Hi, John. Great full moon shot at your site. Maybe it's just me, but looking at this particular shot it appears that the Man in the Moon is wearing shades and has his mouth open. No, no, all I've had today is coffee.
With respect to export compatibility with other programs, I must admit to some doubt as to how changing the way in which new colors are named could affect, positively or negatively, such interchanges. In modern languages, colors are defined in structures according to the color model chosen. For example, the type, or struct, defining a CMYK color would require four properties. That for an RGB value would require only three properties, as would an HSV value.

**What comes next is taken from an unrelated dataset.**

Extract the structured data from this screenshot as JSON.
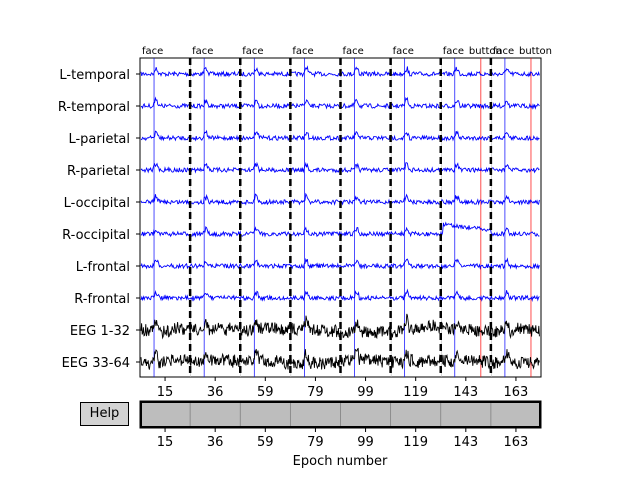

When a color of a particular type is used, a reference to it (a name) is dimensioned and an object of that type is instantiated. To the object, which is entirely ignorant either of how many instances of that type may be instantiated, or of what names have been assigned them, the name is immaterial. It doesn't matter if the name is automatically assigned to the reference, as was formerly done when a unique color was added to a drawing, or if it is user-assigned, as is required now. The name simply points to an instance of a color object defined by the struct appropriate to the current color model. These color objects may themselves be contained in an array or collection of currently in-use color definitions, depending upon the internal structure of the program.
When the time comes to export, the program will look up the struct as defined in the target program, convert the structs as defined in the host program, and do the necessary conversion between the two. The name given to a particular instance of a hue in the host program is immaterial to the target program, which may have an entirely different name for that hue, or indeed, may not have names for colors at all, or may provide for industry-standardized names (light blue, aqua, red, alice blue, etc.) but not for named colors.
Since named colors are precisely the same objects, whether the name is assigned by the user or automatically by the program at the time of instantiation, I see no advantage to be gained by imposing the need to create one's own name for named colors at the time of creation, rather than allowing the system to do so itself.
Sorry for the technical swamp, but I'm basically a programmer-type geek.